Madison County: The petition alleges that Archer Construction Incorporated of Cumming failed to call One Call prior to commencing an excavation in rural Madison County. On July 14, 2005, a pipeline patrol plane observed the excavation, which was subsequently investigated. Several holes had been drilled as part of a septic tank percolation test -- including one drilled approximately four feet from a hazardous liquids pipeline carrying isobutane, a highly explosive and flammable liquid, under 480 pounds per square inch of pressure. [Archer Construction petition.]

Poweshiek County: The petition alleges that Jim Heishman of Grinnell failed to call One Call prior to commencing an excavation to install drainage tile in rural Poweshiek County. On March 17, 2005, the excavator's tiling equipment hit and damaged an 8-inch hazardous liquids pipeline carrying gasoline at 819 pounds per square inch of pressure. Gasoline was released and discharged into two tile drains and a nearby stream, resulting in a fish kill and property and cleanup costs exceeding $200,000. [Heishman petition.]

Heishman has agreed to a Consent Decree which has been presented to the Court for approval, providing for payment of a $3500 civil penalty and a permanent injunction barring any future violations. Cleanup has been completed, and Heishman has paid restitution for the fish kill.
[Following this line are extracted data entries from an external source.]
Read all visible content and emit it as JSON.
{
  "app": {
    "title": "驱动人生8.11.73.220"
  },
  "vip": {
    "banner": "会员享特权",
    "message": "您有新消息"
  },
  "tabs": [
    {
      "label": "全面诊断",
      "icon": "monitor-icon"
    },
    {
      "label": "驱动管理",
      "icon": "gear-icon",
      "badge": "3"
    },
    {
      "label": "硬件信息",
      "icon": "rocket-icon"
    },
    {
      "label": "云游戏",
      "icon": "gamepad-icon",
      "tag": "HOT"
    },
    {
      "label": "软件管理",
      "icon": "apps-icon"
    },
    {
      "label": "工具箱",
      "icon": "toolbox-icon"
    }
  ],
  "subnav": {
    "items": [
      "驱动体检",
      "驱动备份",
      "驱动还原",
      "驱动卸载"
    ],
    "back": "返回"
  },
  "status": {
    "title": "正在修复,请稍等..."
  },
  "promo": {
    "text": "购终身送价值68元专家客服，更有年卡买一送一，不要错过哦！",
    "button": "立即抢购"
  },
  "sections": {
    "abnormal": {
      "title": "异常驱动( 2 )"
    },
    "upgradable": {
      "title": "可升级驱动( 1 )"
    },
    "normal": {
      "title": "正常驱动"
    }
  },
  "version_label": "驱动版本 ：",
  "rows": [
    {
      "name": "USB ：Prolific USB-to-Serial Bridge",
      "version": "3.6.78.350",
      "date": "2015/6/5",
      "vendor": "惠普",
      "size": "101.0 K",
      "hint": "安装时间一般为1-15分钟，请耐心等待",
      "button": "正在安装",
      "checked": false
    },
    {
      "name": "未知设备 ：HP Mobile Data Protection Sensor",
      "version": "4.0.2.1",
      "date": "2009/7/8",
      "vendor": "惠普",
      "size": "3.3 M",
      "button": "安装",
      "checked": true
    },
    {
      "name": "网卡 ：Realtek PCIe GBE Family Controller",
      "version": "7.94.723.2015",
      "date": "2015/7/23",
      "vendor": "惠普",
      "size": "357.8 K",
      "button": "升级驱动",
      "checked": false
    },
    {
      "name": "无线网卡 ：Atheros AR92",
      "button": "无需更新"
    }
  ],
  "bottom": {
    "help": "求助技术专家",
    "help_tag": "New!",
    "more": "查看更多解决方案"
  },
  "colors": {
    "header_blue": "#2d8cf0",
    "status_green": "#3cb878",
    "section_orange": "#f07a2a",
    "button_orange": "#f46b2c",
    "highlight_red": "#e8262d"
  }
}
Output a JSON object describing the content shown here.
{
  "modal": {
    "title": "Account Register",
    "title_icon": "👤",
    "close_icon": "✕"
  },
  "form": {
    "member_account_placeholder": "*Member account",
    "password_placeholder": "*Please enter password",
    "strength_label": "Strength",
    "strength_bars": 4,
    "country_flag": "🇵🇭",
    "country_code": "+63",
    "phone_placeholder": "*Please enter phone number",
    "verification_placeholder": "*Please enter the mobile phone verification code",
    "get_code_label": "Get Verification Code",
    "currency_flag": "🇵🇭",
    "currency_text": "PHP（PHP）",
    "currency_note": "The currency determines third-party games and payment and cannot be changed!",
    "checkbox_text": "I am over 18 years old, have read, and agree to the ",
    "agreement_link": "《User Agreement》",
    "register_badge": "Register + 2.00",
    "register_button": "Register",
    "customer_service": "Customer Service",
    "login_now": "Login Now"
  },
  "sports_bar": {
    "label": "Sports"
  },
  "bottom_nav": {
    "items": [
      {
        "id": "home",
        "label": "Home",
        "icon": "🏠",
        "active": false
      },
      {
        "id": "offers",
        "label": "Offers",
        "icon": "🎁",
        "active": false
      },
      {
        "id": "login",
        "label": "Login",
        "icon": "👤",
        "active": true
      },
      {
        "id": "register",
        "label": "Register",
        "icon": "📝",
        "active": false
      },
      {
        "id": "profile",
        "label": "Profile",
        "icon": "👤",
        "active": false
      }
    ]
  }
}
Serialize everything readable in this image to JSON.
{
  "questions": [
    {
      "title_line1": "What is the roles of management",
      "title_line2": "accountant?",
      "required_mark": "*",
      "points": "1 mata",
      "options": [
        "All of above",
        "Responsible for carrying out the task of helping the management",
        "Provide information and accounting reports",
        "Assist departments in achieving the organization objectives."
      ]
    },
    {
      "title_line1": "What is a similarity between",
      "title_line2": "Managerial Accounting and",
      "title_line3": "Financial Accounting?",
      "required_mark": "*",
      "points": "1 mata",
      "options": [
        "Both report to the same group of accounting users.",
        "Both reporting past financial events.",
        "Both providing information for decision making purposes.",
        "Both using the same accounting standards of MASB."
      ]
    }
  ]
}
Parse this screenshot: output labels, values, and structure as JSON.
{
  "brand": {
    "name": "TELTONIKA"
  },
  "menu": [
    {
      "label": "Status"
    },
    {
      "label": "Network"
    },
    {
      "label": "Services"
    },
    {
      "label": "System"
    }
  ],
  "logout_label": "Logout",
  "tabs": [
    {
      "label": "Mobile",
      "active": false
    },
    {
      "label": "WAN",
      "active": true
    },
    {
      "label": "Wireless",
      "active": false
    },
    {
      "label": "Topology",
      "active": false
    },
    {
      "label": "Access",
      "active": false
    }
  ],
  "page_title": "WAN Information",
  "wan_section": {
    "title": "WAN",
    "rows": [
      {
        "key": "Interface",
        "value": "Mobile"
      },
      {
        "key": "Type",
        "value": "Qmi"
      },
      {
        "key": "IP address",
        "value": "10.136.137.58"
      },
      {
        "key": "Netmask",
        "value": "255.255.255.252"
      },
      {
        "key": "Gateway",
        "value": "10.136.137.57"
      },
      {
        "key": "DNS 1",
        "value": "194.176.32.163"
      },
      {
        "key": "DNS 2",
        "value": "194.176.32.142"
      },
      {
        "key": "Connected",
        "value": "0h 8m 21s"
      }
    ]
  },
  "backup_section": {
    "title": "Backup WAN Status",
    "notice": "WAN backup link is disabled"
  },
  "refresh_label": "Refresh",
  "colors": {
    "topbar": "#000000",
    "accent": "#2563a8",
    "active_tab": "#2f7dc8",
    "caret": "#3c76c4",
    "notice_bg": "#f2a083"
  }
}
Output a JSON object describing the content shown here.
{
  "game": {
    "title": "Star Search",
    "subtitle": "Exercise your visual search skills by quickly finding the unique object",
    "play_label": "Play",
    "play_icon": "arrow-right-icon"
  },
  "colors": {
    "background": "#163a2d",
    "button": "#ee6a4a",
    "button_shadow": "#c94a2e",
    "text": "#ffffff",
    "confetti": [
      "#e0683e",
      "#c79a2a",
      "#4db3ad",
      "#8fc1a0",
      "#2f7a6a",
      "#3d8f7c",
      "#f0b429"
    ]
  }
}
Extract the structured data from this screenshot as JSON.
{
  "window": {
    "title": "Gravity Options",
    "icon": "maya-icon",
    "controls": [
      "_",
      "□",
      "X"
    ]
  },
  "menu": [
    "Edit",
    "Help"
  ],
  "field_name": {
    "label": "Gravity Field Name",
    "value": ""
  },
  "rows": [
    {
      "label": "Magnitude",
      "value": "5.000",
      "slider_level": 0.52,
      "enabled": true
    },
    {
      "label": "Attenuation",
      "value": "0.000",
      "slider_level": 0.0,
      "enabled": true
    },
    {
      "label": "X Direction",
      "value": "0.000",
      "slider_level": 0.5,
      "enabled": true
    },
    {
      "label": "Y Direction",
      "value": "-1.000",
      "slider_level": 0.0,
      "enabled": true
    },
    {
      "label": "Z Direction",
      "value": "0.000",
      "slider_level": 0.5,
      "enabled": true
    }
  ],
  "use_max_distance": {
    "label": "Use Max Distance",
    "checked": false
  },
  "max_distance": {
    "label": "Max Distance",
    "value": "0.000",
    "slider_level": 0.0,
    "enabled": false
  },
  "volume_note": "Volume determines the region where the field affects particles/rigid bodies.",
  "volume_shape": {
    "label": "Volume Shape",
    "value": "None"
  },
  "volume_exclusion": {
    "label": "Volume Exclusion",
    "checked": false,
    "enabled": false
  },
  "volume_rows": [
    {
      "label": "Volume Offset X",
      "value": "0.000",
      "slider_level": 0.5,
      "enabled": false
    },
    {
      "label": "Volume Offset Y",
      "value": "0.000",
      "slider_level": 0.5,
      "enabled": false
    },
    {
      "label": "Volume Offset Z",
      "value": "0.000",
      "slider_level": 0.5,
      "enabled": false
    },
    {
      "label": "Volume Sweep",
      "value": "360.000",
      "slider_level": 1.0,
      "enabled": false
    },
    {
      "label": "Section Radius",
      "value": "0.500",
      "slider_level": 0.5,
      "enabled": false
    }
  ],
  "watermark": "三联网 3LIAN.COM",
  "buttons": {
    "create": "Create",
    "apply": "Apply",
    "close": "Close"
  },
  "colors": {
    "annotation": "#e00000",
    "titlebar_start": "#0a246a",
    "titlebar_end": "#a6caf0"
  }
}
Background on Iowa's "One Call" Law:

Iowa's One Call Center is reached at 1-800-292-8989, Miller said. It is located in Davenport and is open 24 hours a day, seven days a week, 365 days a year. A team of about 50 customer service personnel handles over 40,000 calls a month during peak seasons. The One Call Center sends "locate requests" immediately to utility companies, who are required within 48 hours to mark underground utility locations with flags or paint showing where underground lines are located. The One Call web site is found at: www.iowaonecall.com/index2.php .

Utility operators locate and mark underground facilities such as gas, hazardous liquids, communications, electric, cable TV, water, and sewer lines.

Iowa's One Call law has been in effect since 1993. The Iowa One Call operation is paid-for by owners and operators of pipelines and other underground facilities. Services provided by Iowa One Call are free of charge to excavators. Violators are subject to a civil penalty up to $10,000 per day for violations related to natural gas and hazardous liquid pipelines, and up to $1,000 per day involving other underground facilities.

"The law protects the public and excavators alike from injury or death," Miller said. "It protects the environment and avoids costly disruptions. It just makes sense. And it's the law."